The biggest reason I love all three of these books is because they don’t focus on the “go big or go home” mentality. All of them provide tips that can be used by apartment dwellers, but they expand beyond that to be beneficial for those with the rolling acres I wish we had, too. So even if you haven’t been able to ditch the city like we did, but you want to become a little bit more self-sufficient – I’d highly recommend checking out these books to start your homesteading journey!
This was the first book I grabbed before I really got into the idea of homesteading and I fell in love with it immediately. I saw it at Barnes and Noble and spent some time browsing it in store before heading home (and promptly buying it online at nearly half the price.) If you don’t have much (or any) land, this is the one to get! There are tons of things that you can do without owning a house or land.
Reminiscent in both spirit and design of the beloved Whole Earth Catalog, Country Wisdom & Know-How is an unprecedented collection of information on nearly 200 individual topics of country and self-sustained living. Compiled from the information in Storey Publishing’s landmark series of “Country Wisdom Bulletins,” this book is the most thorough and reliable volume of its kind. Organized by general topic including animals, cooking, crafts, gardening, health and well-being, and home, it is further broken down to cover dozens of specifics from “Building Chicken Coops” to “Making Cheese, Butter, and Yogurt” to “Improving Your Soil” to “Restoring Hardwood Floors.” Nearly 1,000 black-and-white illustrations and photographs run throughout and fascinating projects and trusted advice crowd every page.

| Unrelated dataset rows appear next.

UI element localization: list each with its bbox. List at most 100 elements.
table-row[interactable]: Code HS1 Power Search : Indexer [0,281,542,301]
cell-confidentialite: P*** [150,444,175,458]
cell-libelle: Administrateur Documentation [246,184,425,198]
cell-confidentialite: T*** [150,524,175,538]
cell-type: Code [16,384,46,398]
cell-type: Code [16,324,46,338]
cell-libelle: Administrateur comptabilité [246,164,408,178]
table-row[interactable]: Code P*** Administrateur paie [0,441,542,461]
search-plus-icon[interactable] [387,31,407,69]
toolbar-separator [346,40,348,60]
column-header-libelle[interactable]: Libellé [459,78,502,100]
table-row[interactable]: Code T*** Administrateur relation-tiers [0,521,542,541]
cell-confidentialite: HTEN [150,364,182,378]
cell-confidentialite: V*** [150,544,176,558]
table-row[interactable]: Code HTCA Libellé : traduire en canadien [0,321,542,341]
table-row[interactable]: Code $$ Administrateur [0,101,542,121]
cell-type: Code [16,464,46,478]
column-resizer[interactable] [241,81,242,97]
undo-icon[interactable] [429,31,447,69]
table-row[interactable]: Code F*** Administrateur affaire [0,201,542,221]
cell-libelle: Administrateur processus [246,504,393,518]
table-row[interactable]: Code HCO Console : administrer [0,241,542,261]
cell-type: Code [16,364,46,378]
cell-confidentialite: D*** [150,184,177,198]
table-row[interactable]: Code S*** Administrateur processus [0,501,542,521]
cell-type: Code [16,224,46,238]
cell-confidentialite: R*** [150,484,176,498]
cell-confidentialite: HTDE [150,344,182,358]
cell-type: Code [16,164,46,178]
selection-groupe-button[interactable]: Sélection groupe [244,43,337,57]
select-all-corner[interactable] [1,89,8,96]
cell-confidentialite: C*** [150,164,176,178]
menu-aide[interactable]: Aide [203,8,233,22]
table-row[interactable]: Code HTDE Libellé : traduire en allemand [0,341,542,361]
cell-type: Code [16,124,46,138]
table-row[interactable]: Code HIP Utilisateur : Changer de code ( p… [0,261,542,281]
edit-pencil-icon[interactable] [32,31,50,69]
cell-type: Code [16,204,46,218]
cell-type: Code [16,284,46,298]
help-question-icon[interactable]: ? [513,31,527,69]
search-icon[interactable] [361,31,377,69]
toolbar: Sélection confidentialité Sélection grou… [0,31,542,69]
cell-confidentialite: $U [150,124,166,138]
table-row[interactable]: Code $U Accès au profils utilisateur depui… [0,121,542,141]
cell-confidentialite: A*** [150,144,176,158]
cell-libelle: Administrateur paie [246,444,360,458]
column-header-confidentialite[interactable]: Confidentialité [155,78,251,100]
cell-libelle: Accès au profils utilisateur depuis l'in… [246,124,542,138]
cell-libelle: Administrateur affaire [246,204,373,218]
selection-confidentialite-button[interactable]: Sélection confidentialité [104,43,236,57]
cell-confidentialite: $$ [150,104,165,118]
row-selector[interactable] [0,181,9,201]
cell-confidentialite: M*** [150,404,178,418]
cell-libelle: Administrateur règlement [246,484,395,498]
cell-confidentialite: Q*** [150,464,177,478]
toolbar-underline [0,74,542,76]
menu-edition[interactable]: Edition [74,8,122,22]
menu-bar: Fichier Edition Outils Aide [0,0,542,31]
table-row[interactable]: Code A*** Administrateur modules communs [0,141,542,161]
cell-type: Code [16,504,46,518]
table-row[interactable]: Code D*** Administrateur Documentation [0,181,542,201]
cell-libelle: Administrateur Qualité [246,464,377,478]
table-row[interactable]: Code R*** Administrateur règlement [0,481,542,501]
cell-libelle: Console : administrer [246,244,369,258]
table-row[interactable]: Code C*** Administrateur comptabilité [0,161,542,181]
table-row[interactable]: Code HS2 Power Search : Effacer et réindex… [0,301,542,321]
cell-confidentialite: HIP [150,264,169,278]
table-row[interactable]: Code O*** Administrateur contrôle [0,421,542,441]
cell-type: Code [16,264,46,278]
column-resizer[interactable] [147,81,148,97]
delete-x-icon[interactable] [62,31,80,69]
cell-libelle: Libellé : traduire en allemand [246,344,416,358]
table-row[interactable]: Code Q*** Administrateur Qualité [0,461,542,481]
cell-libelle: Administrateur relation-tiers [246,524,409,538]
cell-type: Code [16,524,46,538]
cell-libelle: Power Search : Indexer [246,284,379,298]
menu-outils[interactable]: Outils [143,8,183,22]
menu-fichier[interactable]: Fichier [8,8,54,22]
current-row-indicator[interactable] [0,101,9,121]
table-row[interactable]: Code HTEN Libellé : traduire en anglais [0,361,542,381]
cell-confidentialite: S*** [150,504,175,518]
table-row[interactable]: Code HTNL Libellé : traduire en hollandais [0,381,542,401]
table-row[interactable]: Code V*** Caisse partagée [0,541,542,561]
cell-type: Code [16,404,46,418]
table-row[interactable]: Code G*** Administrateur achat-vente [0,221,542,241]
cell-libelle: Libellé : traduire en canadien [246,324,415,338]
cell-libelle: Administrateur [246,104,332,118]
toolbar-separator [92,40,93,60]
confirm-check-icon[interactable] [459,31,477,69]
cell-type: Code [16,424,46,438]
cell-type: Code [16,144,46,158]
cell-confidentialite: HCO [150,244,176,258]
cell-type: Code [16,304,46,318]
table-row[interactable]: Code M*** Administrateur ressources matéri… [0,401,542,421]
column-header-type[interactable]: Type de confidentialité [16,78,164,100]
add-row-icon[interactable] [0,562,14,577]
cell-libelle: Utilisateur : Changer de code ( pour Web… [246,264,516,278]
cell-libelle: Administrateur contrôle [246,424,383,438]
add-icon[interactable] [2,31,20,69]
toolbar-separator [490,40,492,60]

This is the first book that made me realize that we didn’t need to have the house with acre upon acre around us. It shows you different setups you can have depending on the amount of land that you have and provides endless information on turning your backyard into the perfect food source for your family.
Put your backyard to work! Enjoy fresher, organic, better-tasting food all the time. The solution is as close as your own backyard. Grow the vegetables and fruits your family loves; keep bees; raise chickens, goats, or even a cow. The Backyard Homestead shows you how it’s done. And when the harvest is in, you’ll learn how to cook, preserve, cure, brew, or pickle the fruits of your labor.From a quarter of an acre, you can harvest 1,400 eggs, 50 pounds of wheat, 60 pounds of fruit, 2,000 pounds of vegetables, 280 pounds of pork, 75 pounds of nuts.

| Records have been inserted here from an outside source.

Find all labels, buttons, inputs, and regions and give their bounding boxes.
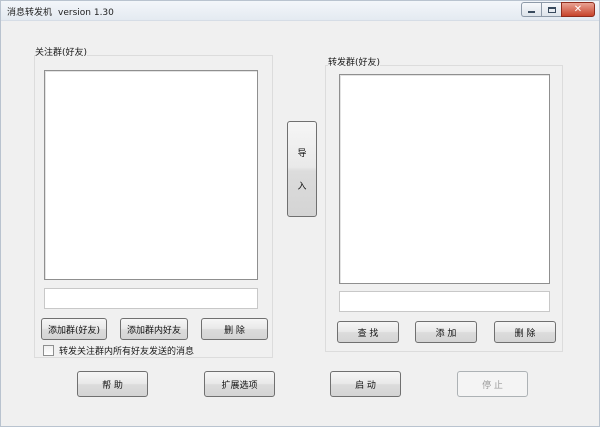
forward-all-checkbox-row[interactable]: 转发关注群内所有好友发送的消息 [43,344,194,357]
title-bar[interactable]: 消息转发机 version 1.30 ✕ [1,1,599,21]
app-version: version 1.30 [58,8,114,18]
add-member-button[interactable]: 添加群内好友 [120,318,188,340]
close-icon: ✕ [573,3,583,15]
extended-options-button[interactable]: 扩展选项 [204,371,275,397]
maximize-button[interactable] [541,2,561,17]
watched-groups-label: 关注群(好友) [35,45,88,58]
forward-groups-label: 转发群(好友) [328,55,381,68]
minimize-button[interactable] [521,2,541,17]
start-button[interactable]: 启 动 [330,371,401,397]
watched-groups-list[interactable] [44,70,258,280]
forward-groups-input[interactable] [339,291,550,312]
app-name: 消息转发机 [7,8,53,18]
forward-groups-list[interactable] [339,74,550,284]
delete-forward-button[interactable]: 删 除 [494,321,556,343]
add-forward-button[interactable]: 添 加 [415,321,477,343]
main-window: 消息转发机 version 1.30 ✕ 关注群(好友) 添加群(好友) 添加群内… [0,0,600,427]
forward-all-checkbox-label: 转发关注群内所有好友发送的消息 [59,347,195,357]
window-controls: ✕ [521,2,595,18]
find-button[interactable]: 查 找 [337,321,399,343]
add-group-button[interactable]: 添加群(好友) [41,318,107,340]
delete-watched-button[interactable]: 删 除 [201,318,268,340]
import-label-1: 导 [297,149,307,159]
import-button[interactable]: 导 入 [287,121,317,217]
stop-button[interactable]: 停 止 [457,371,528,397]
help-button[interactable]: 帮 助 [77,371,148,397]
import-label-2: 入 [297,182,307,192]
watched-groups-input[interactable] [44,288,258,309]
close-button[interactable]: ✕ [561,2,595,17]
window-title: 消息转发机 version 1.30 [7,5,114,18]
minimize-icon [528,11,535,13]
maximize-icon [547,6,556,13]
forward-all-checkbox[interactable] [43,345,54,356]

For those that have a black thumb like I do, THIS is the book for you. Also, if you’re looking to turn your land into a mini farm-stand – this is a great introduction to it. Page after page of things to know about gardening and so much more are packed into this book.

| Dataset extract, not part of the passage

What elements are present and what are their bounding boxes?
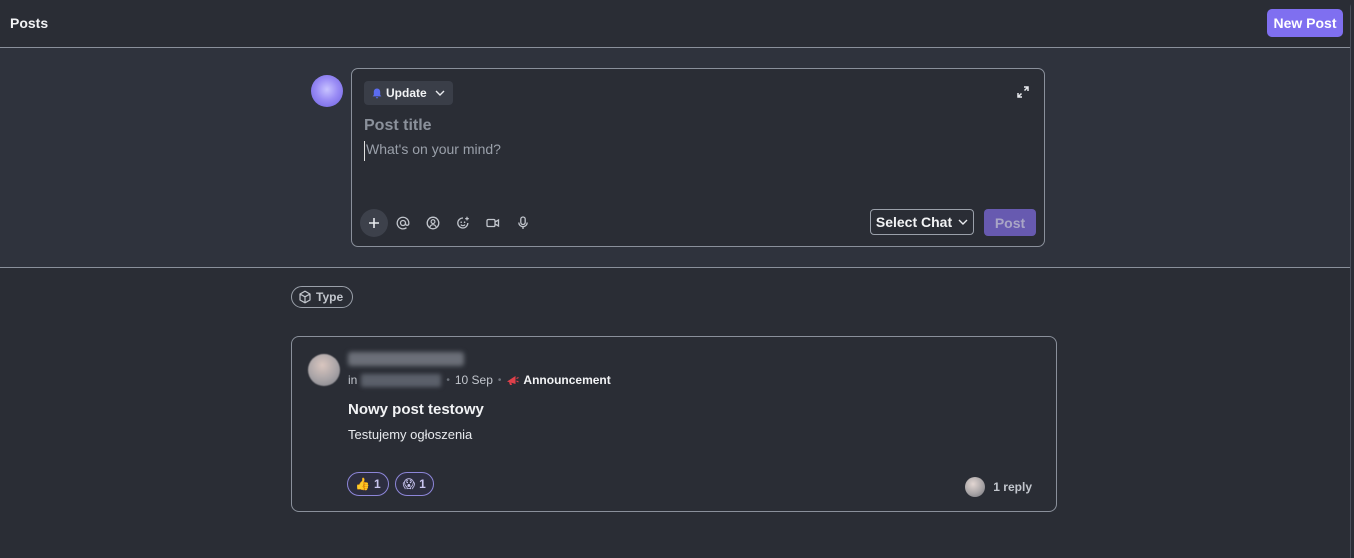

Mini Farming describes a holistic approach to small-area farming that will show you how to produce 85 percent of an average family’s food on just a quarter acre—and earn $10,000 in cash annually while spending less than half the time that an ordinary job would require. Even if you have never been a farmer or a gardener, this book covers everything you need to know to get started: buying and saving seeds, starting seedlings, establishing raised beds, soil fertility practices, composting, dealing with pest and disease problems, crop rotation, farm planning, and much more. Because self-suffciency is the objective, subjects such as raising backyard chickens and home canning are also covered along with numerous methods for keeping costs down and production high. Materials, tools, and techniques are detailed with photographs, tables, diagrams, and illustrations.
do you consider yourself a homesteader?
what are your favorite homesteading resources?